SİBER: Bu konuda halkın bilgilendirilmesi gerekiyor. Biz bir basın toplantısıyla halkın bu web sitesine nasıl girebileceklerini anlatacağız. Çünkü haberi olmayan birçok kişi var. Bu bilgileri aktarıp, halkı komitelerle buluşturarak halkın katılımını sağlayacağız. En çok önemsediğim halkla ilişkilerin doğru zemine oturtulmasıdır… Halkın doğru bilgilendirilmesi. Halkın sürekli haberdar edilmesi. Bunun önemi üzerinde duruyorum. Çünkü halkımızda genel olarak üst düzey yöneticilere, siyasi kadrolara karşı genel bir güvensizlik var.
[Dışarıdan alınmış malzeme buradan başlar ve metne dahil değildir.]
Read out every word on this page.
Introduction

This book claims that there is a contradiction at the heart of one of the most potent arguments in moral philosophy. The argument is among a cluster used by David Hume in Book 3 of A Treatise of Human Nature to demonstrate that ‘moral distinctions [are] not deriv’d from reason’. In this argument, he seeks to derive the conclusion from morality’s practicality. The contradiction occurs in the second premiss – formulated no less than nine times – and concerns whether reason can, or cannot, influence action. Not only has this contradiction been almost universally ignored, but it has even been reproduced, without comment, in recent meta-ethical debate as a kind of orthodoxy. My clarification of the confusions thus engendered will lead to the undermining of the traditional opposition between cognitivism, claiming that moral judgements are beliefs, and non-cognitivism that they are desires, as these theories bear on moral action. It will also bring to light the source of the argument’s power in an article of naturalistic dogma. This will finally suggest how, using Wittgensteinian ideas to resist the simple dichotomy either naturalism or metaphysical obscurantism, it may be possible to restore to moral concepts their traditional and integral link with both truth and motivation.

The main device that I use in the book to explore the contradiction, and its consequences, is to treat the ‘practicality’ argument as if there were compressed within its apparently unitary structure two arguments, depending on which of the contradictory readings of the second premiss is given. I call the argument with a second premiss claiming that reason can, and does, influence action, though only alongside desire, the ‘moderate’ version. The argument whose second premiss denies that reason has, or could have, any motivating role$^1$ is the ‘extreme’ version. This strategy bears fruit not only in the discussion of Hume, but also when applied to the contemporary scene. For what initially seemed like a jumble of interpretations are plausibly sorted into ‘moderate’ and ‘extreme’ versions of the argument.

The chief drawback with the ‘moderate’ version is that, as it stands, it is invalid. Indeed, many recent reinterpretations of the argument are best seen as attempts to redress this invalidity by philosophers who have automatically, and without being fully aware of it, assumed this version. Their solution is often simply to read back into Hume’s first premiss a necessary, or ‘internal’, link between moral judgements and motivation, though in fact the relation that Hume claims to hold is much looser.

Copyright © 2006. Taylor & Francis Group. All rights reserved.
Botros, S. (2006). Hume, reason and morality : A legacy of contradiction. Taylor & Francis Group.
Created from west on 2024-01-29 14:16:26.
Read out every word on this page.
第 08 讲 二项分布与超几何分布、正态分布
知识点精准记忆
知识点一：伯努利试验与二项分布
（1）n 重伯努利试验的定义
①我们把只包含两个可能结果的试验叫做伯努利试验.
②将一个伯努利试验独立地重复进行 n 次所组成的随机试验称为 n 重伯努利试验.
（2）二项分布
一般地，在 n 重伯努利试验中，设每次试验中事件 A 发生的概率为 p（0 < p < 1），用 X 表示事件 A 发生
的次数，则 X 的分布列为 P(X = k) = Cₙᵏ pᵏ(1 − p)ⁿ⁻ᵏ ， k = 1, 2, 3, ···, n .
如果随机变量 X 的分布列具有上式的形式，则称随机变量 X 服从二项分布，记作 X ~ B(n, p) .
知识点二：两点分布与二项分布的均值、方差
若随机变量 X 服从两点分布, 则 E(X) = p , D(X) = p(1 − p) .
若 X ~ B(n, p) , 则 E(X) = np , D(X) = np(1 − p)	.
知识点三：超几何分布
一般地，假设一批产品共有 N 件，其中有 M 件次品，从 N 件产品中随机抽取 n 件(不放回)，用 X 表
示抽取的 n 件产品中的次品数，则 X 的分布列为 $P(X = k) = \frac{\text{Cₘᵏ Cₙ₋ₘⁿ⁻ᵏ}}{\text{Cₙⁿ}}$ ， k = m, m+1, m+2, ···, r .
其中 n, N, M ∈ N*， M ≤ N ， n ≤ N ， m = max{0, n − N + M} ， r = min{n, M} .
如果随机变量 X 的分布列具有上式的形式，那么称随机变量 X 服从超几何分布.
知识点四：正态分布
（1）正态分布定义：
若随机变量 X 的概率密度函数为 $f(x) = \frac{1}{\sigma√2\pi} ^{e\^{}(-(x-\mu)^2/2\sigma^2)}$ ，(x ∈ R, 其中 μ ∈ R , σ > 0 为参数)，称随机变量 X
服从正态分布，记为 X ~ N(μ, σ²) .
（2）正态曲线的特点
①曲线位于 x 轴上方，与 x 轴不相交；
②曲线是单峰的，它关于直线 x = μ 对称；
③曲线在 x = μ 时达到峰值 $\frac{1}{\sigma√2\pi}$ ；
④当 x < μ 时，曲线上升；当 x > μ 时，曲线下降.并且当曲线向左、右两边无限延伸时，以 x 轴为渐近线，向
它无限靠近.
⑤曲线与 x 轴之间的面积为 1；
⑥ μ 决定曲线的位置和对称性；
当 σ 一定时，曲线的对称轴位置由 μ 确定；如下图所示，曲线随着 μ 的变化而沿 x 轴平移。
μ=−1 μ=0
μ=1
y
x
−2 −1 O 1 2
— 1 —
Bu yüzden eğer halk için yapılıyorsa bir yasa, halk için alınıyorsa bir karar, halk için atılıyorsa bir adım, halkımızın bu konuda bilgilendirilmesi gerekiyor. Bu yüzden bu güvenin sağlanmasında halkımızla kurulacak iletişim, çok önemlidir. O yüzden mecliste de bu iletişimin sağlanması için birtakım düzenlemeler yaptık.

HAVADİS: Ne gibi düzenlemeden bahsediyoruz?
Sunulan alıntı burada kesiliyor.